A College Boy's Disgrace
It's been a long while since I viewed a never-before-seen-by-me Alfred Hitchcock film. I had seen forty-two of his feature films before I watched the forty-third, Downhill, a British silent from 1927. This was his fifth film. Due to the title I assumed it had something to do with skiing. Instead, it's about a young university man named Roddy (Ivor Novello) who's aces in his class, popular and well-liked by his teachers and the Head Master. He likes a woman who works in a shop. He brings his best friend to the shop. They both dance with her, Roddy kisses her, the friend wants her, too. Later, the friend goes there and scores with her. She takes her problem, or what she says is her problem (pregnancy, if she's telling the truth, for these students have parents with piles of money) to the Head Master. She identifies Roddy, who had rebuffed her, as the culprit, when it was actually the friend who got it on with her. Roddy's expelled, his father kicks him out of his house, thus beginning the descent.

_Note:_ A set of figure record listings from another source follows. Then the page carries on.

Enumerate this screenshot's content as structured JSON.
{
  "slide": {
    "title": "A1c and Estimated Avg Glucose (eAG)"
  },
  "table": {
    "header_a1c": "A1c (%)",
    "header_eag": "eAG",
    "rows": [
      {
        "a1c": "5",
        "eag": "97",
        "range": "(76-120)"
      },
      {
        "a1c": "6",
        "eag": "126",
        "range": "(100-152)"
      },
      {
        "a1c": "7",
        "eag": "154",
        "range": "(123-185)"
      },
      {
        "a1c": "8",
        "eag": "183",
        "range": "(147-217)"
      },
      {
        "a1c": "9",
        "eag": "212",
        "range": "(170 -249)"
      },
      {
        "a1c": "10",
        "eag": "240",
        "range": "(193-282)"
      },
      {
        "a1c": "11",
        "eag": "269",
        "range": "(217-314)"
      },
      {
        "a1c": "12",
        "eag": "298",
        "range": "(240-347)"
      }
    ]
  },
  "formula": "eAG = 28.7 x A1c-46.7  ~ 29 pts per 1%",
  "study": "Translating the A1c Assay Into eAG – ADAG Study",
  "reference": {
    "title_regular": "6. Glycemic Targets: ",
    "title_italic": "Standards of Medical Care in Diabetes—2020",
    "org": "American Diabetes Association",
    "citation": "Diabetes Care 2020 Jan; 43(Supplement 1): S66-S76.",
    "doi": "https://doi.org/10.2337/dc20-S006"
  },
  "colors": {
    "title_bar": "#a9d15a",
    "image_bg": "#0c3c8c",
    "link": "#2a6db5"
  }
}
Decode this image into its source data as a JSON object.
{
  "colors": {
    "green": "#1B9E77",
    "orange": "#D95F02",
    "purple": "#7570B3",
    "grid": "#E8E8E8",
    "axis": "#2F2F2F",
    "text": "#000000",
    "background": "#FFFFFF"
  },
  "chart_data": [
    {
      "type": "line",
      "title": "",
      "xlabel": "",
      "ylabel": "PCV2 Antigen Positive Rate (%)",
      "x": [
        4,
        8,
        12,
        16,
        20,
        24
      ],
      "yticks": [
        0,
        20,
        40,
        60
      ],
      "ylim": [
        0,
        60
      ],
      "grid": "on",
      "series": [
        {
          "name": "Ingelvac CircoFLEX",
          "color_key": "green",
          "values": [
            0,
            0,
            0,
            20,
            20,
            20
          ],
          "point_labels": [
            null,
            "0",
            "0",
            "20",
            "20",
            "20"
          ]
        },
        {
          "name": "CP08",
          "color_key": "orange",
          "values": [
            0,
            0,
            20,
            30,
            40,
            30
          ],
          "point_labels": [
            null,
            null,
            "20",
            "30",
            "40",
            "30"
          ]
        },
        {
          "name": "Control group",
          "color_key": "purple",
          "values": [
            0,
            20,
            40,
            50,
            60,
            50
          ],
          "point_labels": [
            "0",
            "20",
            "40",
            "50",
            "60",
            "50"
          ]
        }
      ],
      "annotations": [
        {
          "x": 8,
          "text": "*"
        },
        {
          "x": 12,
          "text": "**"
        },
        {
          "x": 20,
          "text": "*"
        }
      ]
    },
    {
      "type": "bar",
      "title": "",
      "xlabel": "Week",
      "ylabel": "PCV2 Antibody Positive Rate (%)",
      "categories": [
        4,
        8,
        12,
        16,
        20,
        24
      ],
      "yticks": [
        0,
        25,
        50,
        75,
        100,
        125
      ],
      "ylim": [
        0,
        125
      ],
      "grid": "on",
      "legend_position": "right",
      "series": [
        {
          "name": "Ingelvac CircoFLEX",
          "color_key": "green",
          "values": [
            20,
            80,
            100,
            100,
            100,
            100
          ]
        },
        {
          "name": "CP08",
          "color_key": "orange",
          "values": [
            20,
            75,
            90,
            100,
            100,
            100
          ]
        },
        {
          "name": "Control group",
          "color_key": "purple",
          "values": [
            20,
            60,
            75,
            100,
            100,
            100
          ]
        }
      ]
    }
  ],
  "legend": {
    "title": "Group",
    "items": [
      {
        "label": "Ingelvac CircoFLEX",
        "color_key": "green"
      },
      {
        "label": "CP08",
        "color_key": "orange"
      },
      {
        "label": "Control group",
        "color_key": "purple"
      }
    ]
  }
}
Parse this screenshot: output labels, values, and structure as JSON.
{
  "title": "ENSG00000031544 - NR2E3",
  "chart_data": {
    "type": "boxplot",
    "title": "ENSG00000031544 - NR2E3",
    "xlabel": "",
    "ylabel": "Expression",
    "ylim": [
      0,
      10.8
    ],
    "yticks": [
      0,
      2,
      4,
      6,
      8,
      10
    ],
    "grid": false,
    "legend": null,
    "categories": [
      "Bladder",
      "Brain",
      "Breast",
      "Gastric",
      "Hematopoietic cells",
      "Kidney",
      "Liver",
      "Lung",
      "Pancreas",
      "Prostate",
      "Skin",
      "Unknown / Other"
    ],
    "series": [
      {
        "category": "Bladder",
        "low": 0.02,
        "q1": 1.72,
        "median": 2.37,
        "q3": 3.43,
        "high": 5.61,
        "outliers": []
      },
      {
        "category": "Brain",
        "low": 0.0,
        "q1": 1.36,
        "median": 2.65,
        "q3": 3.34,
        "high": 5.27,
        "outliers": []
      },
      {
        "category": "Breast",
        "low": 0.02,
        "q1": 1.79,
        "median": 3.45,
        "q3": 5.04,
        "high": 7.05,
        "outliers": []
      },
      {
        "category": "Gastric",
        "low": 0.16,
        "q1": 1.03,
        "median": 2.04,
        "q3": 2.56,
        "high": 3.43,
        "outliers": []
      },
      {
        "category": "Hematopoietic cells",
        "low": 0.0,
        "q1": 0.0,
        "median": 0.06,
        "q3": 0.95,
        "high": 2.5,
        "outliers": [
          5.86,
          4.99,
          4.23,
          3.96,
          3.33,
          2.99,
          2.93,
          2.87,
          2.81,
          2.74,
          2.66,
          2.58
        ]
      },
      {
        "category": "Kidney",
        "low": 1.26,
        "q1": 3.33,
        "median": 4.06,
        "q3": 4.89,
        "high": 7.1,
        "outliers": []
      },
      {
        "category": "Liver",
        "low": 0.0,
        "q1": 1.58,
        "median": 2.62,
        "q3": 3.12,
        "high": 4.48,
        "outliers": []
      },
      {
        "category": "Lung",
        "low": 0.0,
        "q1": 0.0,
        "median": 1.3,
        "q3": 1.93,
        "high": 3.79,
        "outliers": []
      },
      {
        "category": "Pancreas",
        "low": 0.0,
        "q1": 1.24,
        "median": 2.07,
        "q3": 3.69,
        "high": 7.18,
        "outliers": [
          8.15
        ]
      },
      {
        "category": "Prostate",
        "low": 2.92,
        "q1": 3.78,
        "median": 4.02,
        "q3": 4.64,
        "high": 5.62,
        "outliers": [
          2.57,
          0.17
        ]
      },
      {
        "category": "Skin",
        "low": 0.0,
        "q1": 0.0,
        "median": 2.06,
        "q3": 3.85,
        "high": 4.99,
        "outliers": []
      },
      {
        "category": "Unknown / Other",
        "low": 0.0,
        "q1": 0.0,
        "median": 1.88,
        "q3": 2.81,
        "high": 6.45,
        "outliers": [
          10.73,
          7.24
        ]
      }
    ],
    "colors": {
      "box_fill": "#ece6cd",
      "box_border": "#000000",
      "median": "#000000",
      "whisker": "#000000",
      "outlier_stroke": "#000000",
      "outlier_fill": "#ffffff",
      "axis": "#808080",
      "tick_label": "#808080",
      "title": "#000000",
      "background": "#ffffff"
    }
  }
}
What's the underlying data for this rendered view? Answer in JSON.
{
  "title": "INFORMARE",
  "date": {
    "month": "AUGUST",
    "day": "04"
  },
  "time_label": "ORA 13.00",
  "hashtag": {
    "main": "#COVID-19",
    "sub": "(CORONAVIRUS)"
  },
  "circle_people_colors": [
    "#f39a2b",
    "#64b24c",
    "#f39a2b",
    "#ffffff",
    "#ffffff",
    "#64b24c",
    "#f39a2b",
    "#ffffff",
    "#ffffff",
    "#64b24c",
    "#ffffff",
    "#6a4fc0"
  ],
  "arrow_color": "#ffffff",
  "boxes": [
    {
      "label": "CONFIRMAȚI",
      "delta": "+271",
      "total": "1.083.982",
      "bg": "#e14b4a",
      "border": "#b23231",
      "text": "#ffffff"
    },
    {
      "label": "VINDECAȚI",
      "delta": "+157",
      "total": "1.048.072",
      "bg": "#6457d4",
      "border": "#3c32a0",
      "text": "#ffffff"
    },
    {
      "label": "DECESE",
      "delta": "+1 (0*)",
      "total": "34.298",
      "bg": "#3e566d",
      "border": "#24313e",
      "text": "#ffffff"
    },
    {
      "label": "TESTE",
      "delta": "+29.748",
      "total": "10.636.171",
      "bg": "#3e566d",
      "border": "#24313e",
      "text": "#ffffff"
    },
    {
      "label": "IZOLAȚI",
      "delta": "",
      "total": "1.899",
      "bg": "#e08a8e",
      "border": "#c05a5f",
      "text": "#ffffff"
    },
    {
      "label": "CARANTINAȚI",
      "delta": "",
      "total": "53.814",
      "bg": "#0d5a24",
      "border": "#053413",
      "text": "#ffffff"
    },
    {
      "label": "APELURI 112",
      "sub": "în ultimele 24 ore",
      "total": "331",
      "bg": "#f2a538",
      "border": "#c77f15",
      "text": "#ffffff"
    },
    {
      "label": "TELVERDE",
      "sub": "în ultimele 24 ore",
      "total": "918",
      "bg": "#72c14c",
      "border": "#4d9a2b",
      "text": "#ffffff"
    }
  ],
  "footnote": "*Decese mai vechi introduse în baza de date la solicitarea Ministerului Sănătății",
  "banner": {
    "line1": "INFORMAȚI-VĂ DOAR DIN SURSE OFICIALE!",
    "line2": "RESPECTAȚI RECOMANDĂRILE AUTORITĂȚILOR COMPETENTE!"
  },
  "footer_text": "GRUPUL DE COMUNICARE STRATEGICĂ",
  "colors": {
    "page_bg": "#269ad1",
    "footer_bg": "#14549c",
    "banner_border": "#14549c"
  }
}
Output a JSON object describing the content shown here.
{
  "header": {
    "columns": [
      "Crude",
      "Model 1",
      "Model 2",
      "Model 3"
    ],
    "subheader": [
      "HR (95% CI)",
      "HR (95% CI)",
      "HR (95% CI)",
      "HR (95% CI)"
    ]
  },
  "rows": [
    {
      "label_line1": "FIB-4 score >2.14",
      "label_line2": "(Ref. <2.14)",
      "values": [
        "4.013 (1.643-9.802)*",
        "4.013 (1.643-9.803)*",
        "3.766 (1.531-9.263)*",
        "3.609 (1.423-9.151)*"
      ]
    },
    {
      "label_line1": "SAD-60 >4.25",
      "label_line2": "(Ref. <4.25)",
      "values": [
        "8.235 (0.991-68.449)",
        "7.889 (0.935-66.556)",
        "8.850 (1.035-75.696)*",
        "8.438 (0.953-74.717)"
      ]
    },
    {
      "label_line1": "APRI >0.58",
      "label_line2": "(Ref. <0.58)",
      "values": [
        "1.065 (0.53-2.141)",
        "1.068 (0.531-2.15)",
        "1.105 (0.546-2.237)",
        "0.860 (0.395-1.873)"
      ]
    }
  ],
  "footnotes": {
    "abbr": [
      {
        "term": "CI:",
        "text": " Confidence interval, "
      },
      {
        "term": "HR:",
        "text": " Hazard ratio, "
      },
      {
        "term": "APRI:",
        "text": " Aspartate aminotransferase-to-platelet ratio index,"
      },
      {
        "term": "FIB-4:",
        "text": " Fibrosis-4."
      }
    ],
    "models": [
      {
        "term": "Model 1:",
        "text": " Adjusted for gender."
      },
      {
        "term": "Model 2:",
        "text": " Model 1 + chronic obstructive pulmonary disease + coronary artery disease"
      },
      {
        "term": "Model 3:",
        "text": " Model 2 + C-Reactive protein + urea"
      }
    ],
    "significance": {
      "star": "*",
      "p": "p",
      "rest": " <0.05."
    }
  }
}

He works as a backstage theater worker, falls in love with an actress, and out of the blue receives an inheritance of 30,000 Pounds. He marries the actress, she cheats on him, spends his money, takes advantage of him, he goes further downhill. He's in Marseilles, a defeated bum. Two dockworkers figure out where he's from, take pity on him and send him back to England in an affordable but crummy little shithole of a chamber inside a cargo ship. Roddy hallucinates, sees people from his past in everyone he sees, but makes it home and is welcomed, Prodigal Son style, his father admitting his wrongdoing in jumping to conclusions. Roddy returns to university, the film completes a circle, and he's made it in time to enjoy some of his father's wealth until the Stock Market Crash of 1929.
If I make this sound like a potboiler, that's because it's really nothing remarkable, except that Hitchcock made it. It therefore has curious elements and moments. The narrative, driven almost entirely by images, has only a few intertitles, a remarkable practice for silent movies. One of Hitchcock's first jobs in the British film industry was designing intertitles for dialogue and description inserted into narratives. In this film, he mostly eschews intertitles, indicating that as early as 1927, only two years after his film debut, Hitchcock was thinking about the communicative power of imagery.
The film's femme fatale, the actress Roddy marries, is a graceful blonde with a figure made for lovely clothes, played by the gorgeous Isabel Jeans. Is she an early manifestation of what came to be known as the Hitchcock Blonde? Not really, because there's no dwelling on Roddy's obsession with her. She's a beautiful woman he sees a lot because of his job at the theater. Once he receives the convenient plot device inheritance, she's suddenly fascinated by him. Due to the film's medium, we don't get to hear Roddy's words to her or her vocal reactions. She takes advantage of him, he's a chump, there's nothing special about their relationship. The kind of romantic fascination seen between James Stewart and Grace Kelly in Rear Window is here absent. The blondness of Isabel Jeans' character is incidental, although I suspect Hitchcock had a longtime thing for blondes, even floozy characters like the one played by Jeans.
The film's main problem lies in its expansive length at 106 minutes. The "downhill" theme, presented several times in visuals, makes the movie's thrust quite clear. Many scenes play for too long. It's story could be told effectively with twenty or so minutes cut away. It's an endurance test, I found, although it didn't help that I was tired when I watched it.
There is no skiing in this film, but there is psychologically meaningful downhill skiing in Hitchcock's Spellbound.